If HR can deliver on these expectations, you’ll be well on your way to successful and sustainable people analytics.
- Know The Pulse - be confident and credible with the topline company metrics on organizational and employee health (understaffed, overstaffed, engaged, turning over, etc.).
- Know Your Stuff - while HR operational metrics (re: payroll, recruitment, comp and bens, etc.) must be quantified, tracked and optimized as part of HR’s day-to-day - don’t expect others to be always interested unless they are impacted at a given time. HR just needs to be credible and trusted in getting these basics right.
- Be Impartial - start with unbiased facts and uncover both areas of strength and opportunity. Then move into understanding context or underlying conditions in topics that matter.
- Have Proof - focus on articulating or debunking the people side of business issues (both strategic and operational) that the CEO is facing such as talent pipeline, productivity, turnover, compensation, etc.
- Be Practical - identify practical, affordable and ROI-driven programs to build great teams, drive productivity and execute the business plan.
- Mitigate Company Risk - use HR data to understand and mitigate people-based risk (like the impact of not hitting hiring targets, accurately forecasting hiring needs, etc.).
- Truly Partner - don’t just identify problems, be preemptive, collaborate on working on solutions and measure impact and progress.
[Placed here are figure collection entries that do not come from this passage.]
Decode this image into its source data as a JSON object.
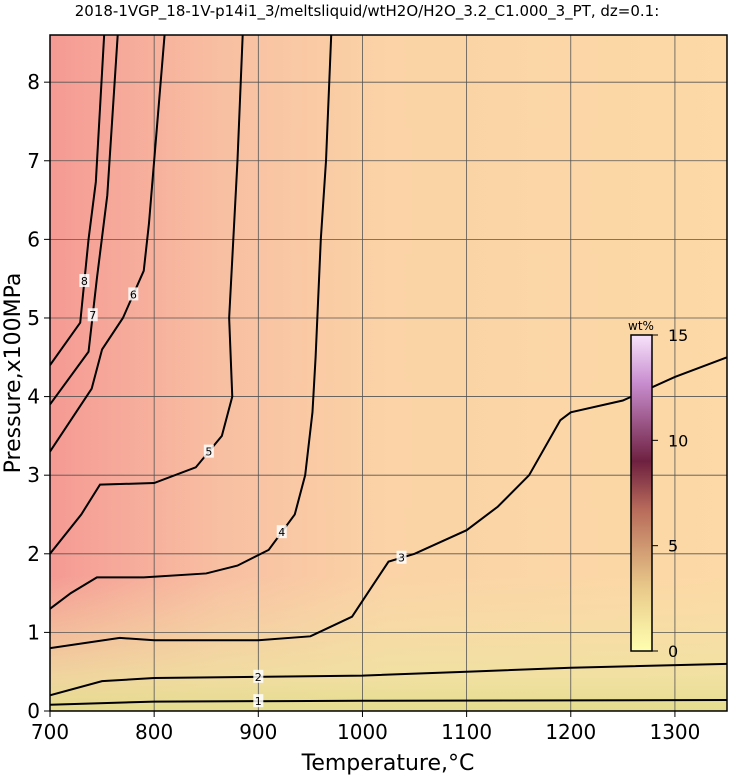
{
  "chart_data": {
    "type": "contour",
    "title": "2018-1VGP_18-1V-p14i1_3/meltsliquid/wtH2O/H2O_3.2_C1.000_3_PT, dz=0.1:",
    "x_label": "Temperature,°C",
    "y_label": "Pressure,x100MPa",
    "xlim": [
      700,
      1350
    ],
    "ylim": [
      0,
      8.6
    ],
    "xticks": [
      700,
      800,
      900,
      1000,
      1100,
      1200,
      1300
    ],
    "yticks": [
      0,
      1,
      2,
      3,
      4,
      5,
      6,
      7,
      8
    ],
    "grid": true,
    "color": "#000000",
    "contours": [
      {
        "level": 1,
        "x": [
          700,
          800,
          1000,
          1350
        ],
        "y": [
          0.08,
          0.12,
          0.13,
          0.14
        ]
      },
      {
        "level": 2,
        "x": [
          700,
          750,
          800,
          1000,
          1100,
          1200,
          1350
        ],
        "y": [
          0.2,
          0.38,
          0.42,
          0.45,
          0.5,
          0.55,
          0.6
        ]
      },
      {
        "level": 3,
        "x": [
          700,
          767,
          800,
          900,
          950,
          990,
          1010,
          1025,
          1050,
          1100,
          1130,
          1160,
          1190,
          1200,
          1250,
          1300,
          1350
        ],
        "y": [
          0.8,
          0.93,
          0.9,
          0.9,
          0.95,
          1.2,
          1.6,
          1.9,
          2.0,
          2.3,
          2.6,
          3.0,
          3.7,
          3.8,
          3.95,
          4.25,
          4.5
        ]
      },
      {
        "level": 4,
        "x": [
          700,
          720,
          745,
          790,
          850,
          880,
          910,
          935,
          945,
          952,
          955,
          960,
          965,
          970
        ],
        "y": [
          1.3,
          1.5,
          1.7,
          1.7,
          1.75,
          1.85,
          2.05,
          2.5,
          3.0,
          3.8,
          4.5,
          6.0,
          7.0,
          8.6
        ]
      },
      {
        "level": 5,
        "x": [
          700,
          730,
          748,
          800,
          840,
          865,
          875,
          872,
          876,
          880,
          885
        ],
        "y": [
          2.0,
          2.5,
          2.88,
          2.9,
          3.1,
          3.5,
          4.0,
          5.0,
          6.0,
          7.0,
          8.6
        ]
      },
      {
        "level": 6,
        "x": [
          700,
          740,
          750,
          770,
          790,
          795,
          800,
          810
        ],
        "y": [
          3.3,
          4.1,
          4.6,
          5.0,
          5.6,
          6.2,
          7.0,
          8.6
        ]
      },
      {
        "level": 7,
        "x": [
          700,
          737,
          745,
          755,
          765
        ],
        "y": [
          3.9,
          4.57,
          5.5,
          6.56,
          8.6
        ]
      },
      {
        "level": 8,
        "x": [
          700,
          729,
          737,
          744,
          752
        ],
        "y": [
          4.4,
          4.94,
          6.0,
          6.73,
          8.6
        ]
      }
    ],
    "colorbar": {
      "label": "wt%",
      "lim": [
        0,
        15
      ],
      "ticks": [
        0,
        5,
        10,
        15
      ]
    }
  }
}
- Be Insightful Where Relevant - don’t provide insight into things which aren’t of strategic or operational relevance - drill down and deliver credible, data-driven storylines in the things which matter at any given point in time.
- Optimize Employee Lifetime Value - use your data to make smarter hiring decisions and retain key performers. Understand where your best sources of hires are, how to best onboard them to expected productivity, who creates differentiated value and how to best retain them for the long-run.
- Identify Value Creating Opportunities - use HR data to reduce risk, trim costs, and to accelerate and directly contribute to company P&L.